Fox 2 Detroit Interview: Why the New Cholesterol Guidelines Matter
If you think cholesterol is just about “good” and “bad” numbers, the new national guidelines say it is time for a more complete conversation.
In my recent Fox 2 Detroit interview, I discussed the 2026 cholesterol guideline update and what it means for people who want to take a proactive approach to heart health. The shift is meaningful: the new recommendations push screening and treatment discussions earlier, use a newer risk calculator, and place more emphasis on advanced markers that can uncover risk traditional panels may miss.
Earlier screening, earlier action
One of the biggest updates is timing. The new guidance supports cholesterol screening and treatment discussions earlier in adulthood, with risk assessment beginning as young as age 30 in appropriate patients. It also recommends using the newer PREVENT-ASCVD equations for adults ages 30 to 79 without known cardiovascular disease to estimate both 10-year and 30-year risk.
That matters because plaque builds over time. Waiting until someone is older — or until a standard lipid panel looks dramatically abnormal — can miss years of silent risk exposure. The new framework is more aligned with the idea that preventing disease earlier is more powerful than reacting to it later.

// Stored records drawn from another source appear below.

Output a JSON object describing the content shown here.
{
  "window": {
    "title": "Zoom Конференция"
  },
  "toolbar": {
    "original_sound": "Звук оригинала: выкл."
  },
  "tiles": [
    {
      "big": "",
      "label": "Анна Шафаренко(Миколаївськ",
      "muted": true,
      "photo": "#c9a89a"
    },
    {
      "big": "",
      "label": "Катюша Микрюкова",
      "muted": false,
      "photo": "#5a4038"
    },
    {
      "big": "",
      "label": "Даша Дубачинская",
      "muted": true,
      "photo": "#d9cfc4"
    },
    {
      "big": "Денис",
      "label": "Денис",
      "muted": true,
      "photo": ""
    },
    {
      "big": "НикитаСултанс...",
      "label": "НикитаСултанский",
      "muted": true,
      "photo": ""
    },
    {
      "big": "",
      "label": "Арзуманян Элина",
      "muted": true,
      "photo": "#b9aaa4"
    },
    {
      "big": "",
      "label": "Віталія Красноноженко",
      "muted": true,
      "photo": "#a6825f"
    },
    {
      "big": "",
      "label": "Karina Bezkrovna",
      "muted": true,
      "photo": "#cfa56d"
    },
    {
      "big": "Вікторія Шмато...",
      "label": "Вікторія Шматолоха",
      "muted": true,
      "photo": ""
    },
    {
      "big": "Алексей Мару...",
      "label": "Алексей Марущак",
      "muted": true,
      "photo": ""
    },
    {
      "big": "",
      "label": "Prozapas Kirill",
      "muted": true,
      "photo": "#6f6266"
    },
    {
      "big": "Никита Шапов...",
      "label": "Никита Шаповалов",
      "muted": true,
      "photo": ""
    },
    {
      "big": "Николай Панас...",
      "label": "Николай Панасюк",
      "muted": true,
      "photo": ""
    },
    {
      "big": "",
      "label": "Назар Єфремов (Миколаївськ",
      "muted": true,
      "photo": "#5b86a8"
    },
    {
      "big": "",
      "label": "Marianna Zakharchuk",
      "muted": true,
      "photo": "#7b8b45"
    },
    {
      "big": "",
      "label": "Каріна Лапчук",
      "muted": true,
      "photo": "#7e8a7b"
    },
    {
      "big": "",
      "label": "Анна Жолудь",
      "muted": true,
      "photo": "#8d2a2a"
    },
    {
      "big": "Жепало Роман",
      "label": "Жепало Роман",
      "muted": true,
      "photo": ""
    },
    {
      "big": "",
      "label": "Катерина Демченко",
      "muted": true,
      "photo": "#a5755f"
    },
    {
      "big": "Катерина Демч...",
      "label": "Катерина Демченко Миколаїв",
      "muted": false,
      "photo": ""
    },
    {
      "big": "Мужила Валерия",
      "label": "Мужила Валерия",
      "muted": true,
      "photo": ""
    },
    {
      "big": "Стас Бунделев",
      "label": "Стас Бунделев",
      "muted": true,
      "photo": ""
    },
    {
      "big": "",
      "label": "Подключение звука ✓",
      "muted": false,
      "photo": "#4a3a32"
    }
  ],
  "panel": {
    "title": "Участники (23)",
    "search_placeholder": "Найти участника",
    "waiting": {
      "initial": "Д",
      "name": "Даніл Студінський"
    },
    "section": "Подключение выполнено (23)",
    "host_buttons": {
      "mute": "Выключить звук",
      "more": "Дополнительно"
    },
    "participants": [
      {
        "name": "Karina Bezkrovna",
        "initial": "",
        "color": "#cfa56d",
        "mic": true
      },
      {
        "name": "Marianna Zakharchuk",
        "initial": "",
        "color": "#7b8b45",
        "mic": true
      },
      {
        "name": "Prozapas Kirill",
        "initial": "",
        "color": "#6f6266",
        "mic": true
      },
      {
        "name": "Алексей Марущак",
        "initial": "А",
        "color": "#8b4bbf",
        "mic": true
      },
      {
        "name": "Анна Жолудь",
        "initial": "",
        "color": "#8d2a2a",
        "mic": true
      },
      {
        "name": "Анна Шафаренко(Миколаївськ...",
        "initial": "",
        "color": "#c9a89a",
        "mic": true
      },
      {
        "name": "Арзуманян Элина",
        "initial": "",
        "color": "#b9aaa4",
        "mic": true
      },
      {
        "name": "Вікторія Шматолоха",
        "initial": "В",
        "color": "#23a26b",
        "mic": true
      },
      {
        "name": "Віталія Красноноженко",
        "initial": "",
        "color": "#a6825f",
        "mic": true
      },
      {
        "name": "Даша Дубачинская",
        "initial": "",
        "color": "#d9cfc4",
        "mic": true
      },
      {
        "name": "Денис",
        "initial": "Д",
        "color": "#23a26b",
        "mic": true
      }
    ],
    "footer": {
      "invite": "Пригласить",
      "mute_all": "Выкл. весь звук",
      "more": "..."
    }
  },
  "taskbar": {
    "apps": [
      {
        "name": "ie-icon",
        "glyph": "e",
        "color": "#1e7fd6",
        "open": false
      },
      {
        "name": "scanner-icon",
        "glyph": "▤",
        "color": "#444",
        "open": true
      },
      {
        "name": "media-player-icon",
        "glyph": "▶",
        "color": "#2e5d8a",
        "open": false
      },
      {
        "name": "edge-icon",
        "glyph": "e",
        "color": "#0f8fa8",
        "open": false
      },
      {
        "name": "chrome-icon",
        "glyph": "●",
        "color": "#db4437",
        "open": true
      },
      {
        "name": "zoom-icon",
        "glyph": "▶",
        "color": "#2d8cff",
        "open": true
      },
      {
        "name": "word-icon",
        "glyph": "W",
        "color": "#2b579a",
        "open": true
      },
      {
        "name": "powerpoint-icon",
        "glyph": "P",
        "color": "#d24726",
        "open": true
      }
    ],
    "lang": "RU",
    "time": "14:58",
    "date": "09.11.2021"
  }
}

Why LDL still matters — but is not the whole story
LDL cholesterol remains central because elevated LDL is a major driver of atherosclerotic cardiovascular disease. But the updated guideline also brings back clearer LDL-C goals tied to risk. In broad terms, lower-risk primary prevention patients may aim for LDL-C below 100 mg/dL, higher-risk groups may warrant targets below 70 mg/dL, and very-high-risk secondary prevention patients may warrant goals below 55 mg/dL.
At the same time, the guideline recognizes what many preventive cardiology experts have been saying for years: LDL-C alone does not always tell the full story. ApoB can be especially useful in people with diabetes, high triglycerides, cardiometabolic dysfunction, or known cardiovascular disease because it better reflects the number of atherogenic particles. Lp(a), a largely genetic marker, should now be measured at least once in adulthood because elevated levels can meaningfully raise lifetime cardiovascular risk.
Where calcium scoring fits in
Another important point is selective use of coronary artery calcium, or CAC, scoring. The guideline supports CAC testing in certain men age 40 and older and women age 45 and older when treatment decisions remain uncertain after routine risk assessment. In the right patient, CAC can help clarify whether risk is theoretical or already showing up as calcified plaque.
That said, CAC is a tool — not a free pass. Preventive cardiology experts have also emphasized that a zero calcium score does not mean zero risk, especially when apoB is elevated or other risk factors are present.
What this means for patients
The real message of the new cholesterol guidelines is simple: heart disease prevention is becoming more personalized.
For some people, a standard lipid panel and lifestyle counseling may be enough. For others, the more useful conversation may include apoB, Lp(a), inflammation markers, insulin resistance, coronary calcium scoring, or even more advanced imaging depending on the clinical picture. The goal is not to order more tests for the sake of it. The goal is to identify risk earlier and act with precision.
At Synergy, that is how we approach cardiovascular prevention. We do not want to guess based on one number if the fuller picture suggests otherwise. We want to understand your actual risk, explain it clearly, and build a plan that matches it.
Because when it comes to cholesterol, better screening is only useful if it leads to better decisions.